Objets principaux de Kubernetes
Pour auditer Kubernetes, vous devez connaître les principaux concepts :
- Pod : plus petite unité de travail ; Il contient un ou plusieurs conteneurs. Généralement, le Pod n'est pas utilisé directement, mais les objets parents qui le gèrent le sont.
- Déploiement : définit le nombre de copies d'une application qui seront exécutées, quelle image elle utilisera et comment elle sera mise à jour. Si un Pod plante, il le recréera automatiquement.
- Service : fournit une adresse réseau fixe et un équilibrage de charge aux pods ; Même si les pods vont et viennent, l’adresse d’accès ne change pas.
- ConfigMap et Secret : conserve les valeurs de configuration et les informations secrètes séparées des pods. ConfigMap est destiné aux paramètres explicites, Secret est destiné aux valeurs sensibles.
- Espace de noms : zone qui divise et isole logiquement les ressources (par exemple, dev, prod).
- Ingress : ensemble de règles qui dirige le trafic HTTP du monde extérieur vers les services du cluster.
Helm est le « gestionnaire de packages » de Kubernetes : il permet de modéliser des manifestes récurrents (graphiques) et de les installer avec différentes valeurs dans différents environnements avec une seule commande. L'IA produit à la fois un manifeste brut et un graphique Helm.
Pourquoi y a-t-il tant d'objets ? Parce que la philosophie de base de Kubernetes est déclarative : vous définissez "à quoi vous voulez que le système ressemble finalement" (par exemple "toujours 3 copies de cette application en cours d'exécution"), tandis que Kubernetes rapproche continuellement l'état actuel de l'état souhaité.

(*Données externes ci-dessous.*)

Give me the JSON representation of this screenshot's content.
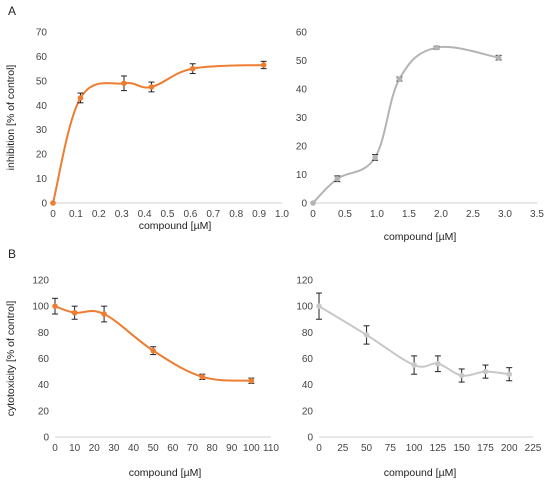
{
  "panel_labels": {
    "a": "A",
    "b": "B"
  },
  "chart_data": [
    {
      "id": "A-left",
      "type": "line",
      "xlabel": "compound [µM]",
      "ylabel": "inhibition [% of control]",
      "xlim": [
        0,
        1.0
      ],
      "xticks": [
        0,
        0.1,
        0.2,
        0.3,
        0.4,
        0.5,
        0.6,
        0.7,
        0.8,
        0.9,
        1.0
      ],
      "xtick_labels": [
        "0",
        "0.1",
        "0.2",
        "0.3",
        "0.4",
        "0.5",
        "0.6",
        "0.7",
        "0.8",
        "0.9",
        "1.0"
      ],
      "ylim": [
        0,
        70
      ],
      "yticks": [
        0,
        10,
        20,
        30,
        40,
        50,
        60,
        70
      ],
      "grid": false,
      "series": [
        {
          "color": "#ED7D31",
          "x": [
            0,
            0.12,
            0.31,
            0.43,
            0.61,
            0.92
          ],
          "y": [
            0,
            43,
            49,
            47.5,
            55,
            56.5
          ],
          "err": [
            0,
            2,
            3,
            2,
            2,
            1.5
          ]
        }
      ]
    },
    {
      "id": "A-right",
      "type": "line",
      "xlabel": "compound [µM]",
      "ylabel": "",
      "xlim": [
        0,
        3.5
      ],
      "xticks": [
        0,
        0.5,
        1.0,
        1.5,
        2.0,
        2.5,
        3.0,
        3.5
      ],
      "xtick_labels": [
        "0",
        "0.5",
        "1.0",
        "1.5",
        "2.0",
        "2.5",
        "3.0",
        "3.5"
      ],
      "ylim": [
        0,
        60
      ],
      "yticks": [
        0,
        10,
        20,
        30,
        40,
        50,
        60
      ],
      "grid": false,
      "series": [
        {
          "color": "#B4B4B4",
          "x": [
            0,
            0.38,
            0.97,
            1.35,
            1.93,
            2.9
          ],
          "y": [
            0,
            8.5,
            16,
            43.5,
            54.5,
            51
          ],
          "err": [
            0,
            1,
            1,
            0.7,
            0.5,
            0.8
          ]
        }
      ]
    },
    {
      "id": "B-left",
      "type": "line",
      "xlabel": "compound [µM]",
      "ylabel": "cytotoxicity [% of control]",
      "xlim": [
        0,
        110
      ],
      "xticks": [
        0,
        10,
        20,
        30,
        40,
        50,
        60,
        70,
        80,
        90,
        100,
        110
      ],
      "xtick_labels": [
        "0",
        "10",
        "20",
        "30",
        "40",
        "50",
        "60",
        "70",
        "80",
        "90",
        "100",
        "110"
      ],
      "ylim": [
        0,
        120
      ],
      "yticks": [
        0,
        20,
        40,
        60,
        80,
        100,
        120
      ],
      "grid": false,
      "series": [
        {
          "color": "#ED7D31",
          "x": [
            0,
            10,
            25,
            50,
            75,
            100
          ],
          "y": [
            100,
            95,
            94,
            66,
            46,
            43
          ],
          "err": [
            6,
            5,
            6,
            3,
            2,
            2
          ]
        }
      ]
    },
    {
      "id": "B-right",
      "type": "line",
      "xlabel": "compound [µM]",
      "ylabel": "",
      "xlim": [
        0,
        225
      ],
      "xticks": [
        0,
        25,
        50,
        75,
        100,
        125,
        150,
        175,
        200,
        225
      ],
      "xtick_labels": [
        "0",
        "25",
        "50",
        "75",
        "100",
        "125",
        "150",
        "175",
        "200",
        "225"
      ],
      "ylim": [
        0,
        120
      ],
      "yticks": [
        0,
        20,
        40,
        60,
        80,
        100,
        120
      ],
      "grid": false,
      "series": [
        {
          "color": "#C8C8C8",
          "x": [
            0,
            50,
            100,
            125,
            150,
            175,
            200
          ],
          "y": [
            100,
            78,
            55,
            56,
            47,
            50,
            48
          ],
          "err": [
            10,
            7,
            7,
            6,
            5,
            5,
            5
          ]
        }
      ]
    }
  ]
}
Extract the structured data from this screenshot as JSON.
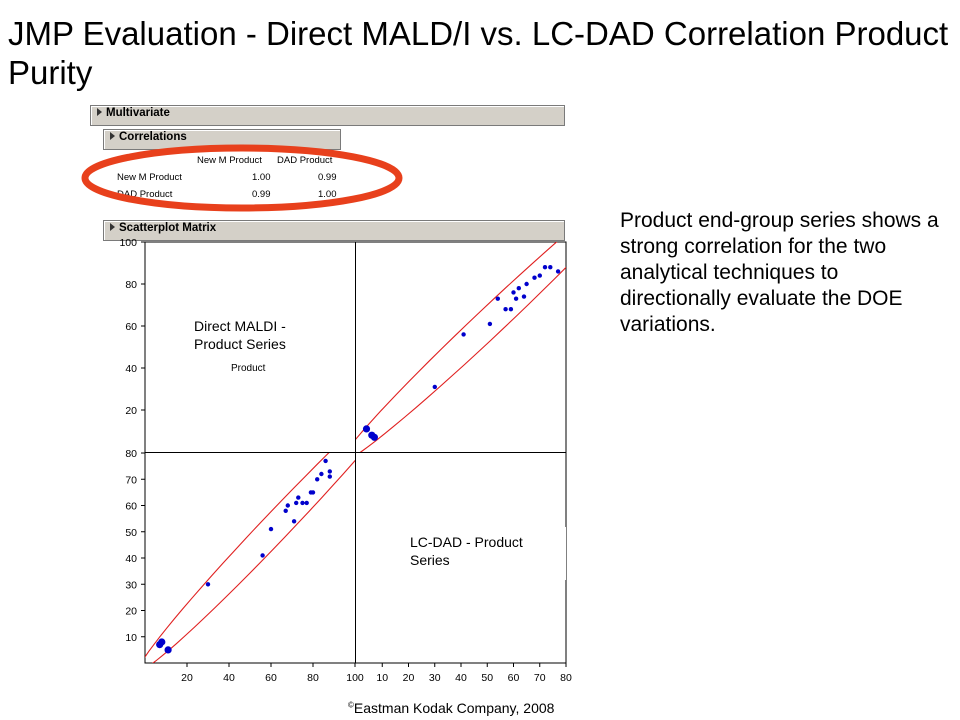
{
  "slide": {
    "title": "JMP Evaluation - Direct MALD/I vs. LC-DAD Correlation Product Purity",
    "description": "Product end-group series shows a strong correlation for the two analytical techniques to directionally evaluate the DOE variations.",
    "footer_symbol": "©",
    "footer_text": "Eastman Kodak Company, 2008",
    "highlight_color": "#e8401c"
  },
  "jmp": {
    "multivariate_label": "Multivariate",
    "correlations_label": "Correlations",
    "scatterplot_label": "Scatterplot Matrix",
    "correlation_table": {
      "columns": [
        "New M Product",
        "DAD Product"
      ],
      "rows": [
        {
          "name": "New M Product",
          "values": [
            "1.00",
            "0.99"
          ]
        },
        {
          "name": "DAD Product",
          "values": [
            "0.99",
            "1.00"
          ]
        }
      ]
    }
  },
  "chart_data": [
    {
      "type": "scatter",
      "title": "",
      "annotation": "Direct MALDI - Product Series",
      "hidden_label_fragment": "Product",
      "xlabel": "",
      "ylabel": "",
      "xlim": [
        0,
        80
      ],
      "ylim": [
        0,
        100
      ],
      "x_ticks": [
        "10",
        "20",
        "30",
        "40",
        "50",
        "60",
        "70",
        "80"
      ],
      "y_ticks": [
        "20",
        "40",
        "60",
        "80",
        "100"
      ],
      "density_ellipse": true,
      "series": [
        {
          "color": "#0000cc",
          "x": [
            4,
            6,
            7,
            30,
            41,
            51,
            54,
            57,
            59,
            60,
            61,
            62,
            64,
            65,
            68,
            70,
            72,
            74,
            77
          ],
          "y": [
            11,
            8,
            7,
            31,
            56,
            61,
            73,
            68,
            68,
            76,
            73,
            78,
            74,
            80,
            83,
            84,
            88,
            88,
            86
          ]
        }
      ]
    },
    {
      "type": "scatter",
      "title": "",
      "annotation": "LC-DAD - Product Series",
      "xlabel": "",
      "ylabel": "",
      "xlim": [
        0,
        100
      ],
      "ylim": [
        0,
        80
      ],
      "x_ticks": [
        "20",
        "40",
        "60",
        "80",
        "100"
      ],
      "y_ticks": [
        "10",
        "20",
        "30",
        "40",
        "50",
        "60",
        "70",
        "80"
      ],
      "density_ellipse": true,
      "series": [
        {
          "color": "#0000cc",
          "x": [
            7,
            8,
            11,
            30,
            56,
            60,
            67,
            68,
            71,
            72,
            73,
            75,
            77,
            79,
            80,
            82,
            84,
            86,
            88,
            88
          ],
          "y": [
            7,
            8,
            5,
            30,
            41,
            51,
            58,
            60,
            54,
            61,
            63,
            61,
            61,
            65,
            65,
            70,
            72,
            77,
            71,
            73
          ]
        }
      ]
    }
  ]
}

Si un Pod meurt, il en crée un nouveau ; si un nœud tombe en panne, il déplace la charge de travail vers un autre nœud. C'est pourquoi les manifestes ne sont pas des commandes « faire », mais des recettes « qu'il en soit ainsi ». Comprendre cette distinction est essentiel lors de la lecture des manifestes produits par l’IA : chaque domaine décrit une partie de l’état souhaité du système. Un mauvais domaine signifie que Kubernetes travaille vers un mauvais objectif – et cet objectif est appliqué de manière silencieuse et persistante.
Astuce : Dans Kubernetes, l'outil de test sécurisé le plus important est kubectl apply --dry-run=server -f file.yaml : il indique si le serveur acceptera et que faire sans appliquer réellement le manifeste. Assurez-vous d'exécuter un essai à sec et kubectl diff avant d'appliquer un manifeste à prod.
Étape par étape : créer des manifestes avec l'IA
- Décrivez l'application et le besoin. Nom de l'image, port, nombre de répliques, limites de ressources (CPU/mémoire).
- Demander un déploiement + un service. Habituellement, les deux sont nécessaires ensemble.
- Séparez la configuration et le secret. Paramètres sur ConfigMap, valeurs sensibles sur Secret.
- Ajoutez des contrôles de santé. livenessProbe (est-il en direct) et readinessProbe (est-il prêt pour le trafic) sont essentiels.
- Fixez une limite de ressources. Sans requêtes/limites, un pod peut consommer l'intégralité du nœud.
- Vérifiez avec `--dry-run` et `diff`, puis appliquez. D'abord dans l'espace de noms de test.
Sécurité : risques spécifiques à Kubernetes
- Le secret n'est pas vraiment secret, c'est juste du base64. L'objet Kubernetes Secret en base64 encode les valeurs ; Il ne s’agit pas d’un cryptage, il se déchiffre facilement. Pour une véritable confidentialité, le cryptage etcd et un coffre-fort externe (Vault, gestionnaire de secrets cloud) sont requis. Ne validez jamais de manifestes secrets directement dans Git (il existe des solutions pour cela, telles que les secrets scellés/les secrets externes).
- Fixez une limite de ressources. Un Pod sans limites peut faire planter tout le nœud avec une fuite de mémoire.
- Autorité minimale (RBAC). Avec le contrôle d'accès basé sur les rôles, chaque service/utilisateur dispose uniquement des autorisations dont il a besoin. L'IA donne parfois de gros administrateurs de cluster ; affinez cela.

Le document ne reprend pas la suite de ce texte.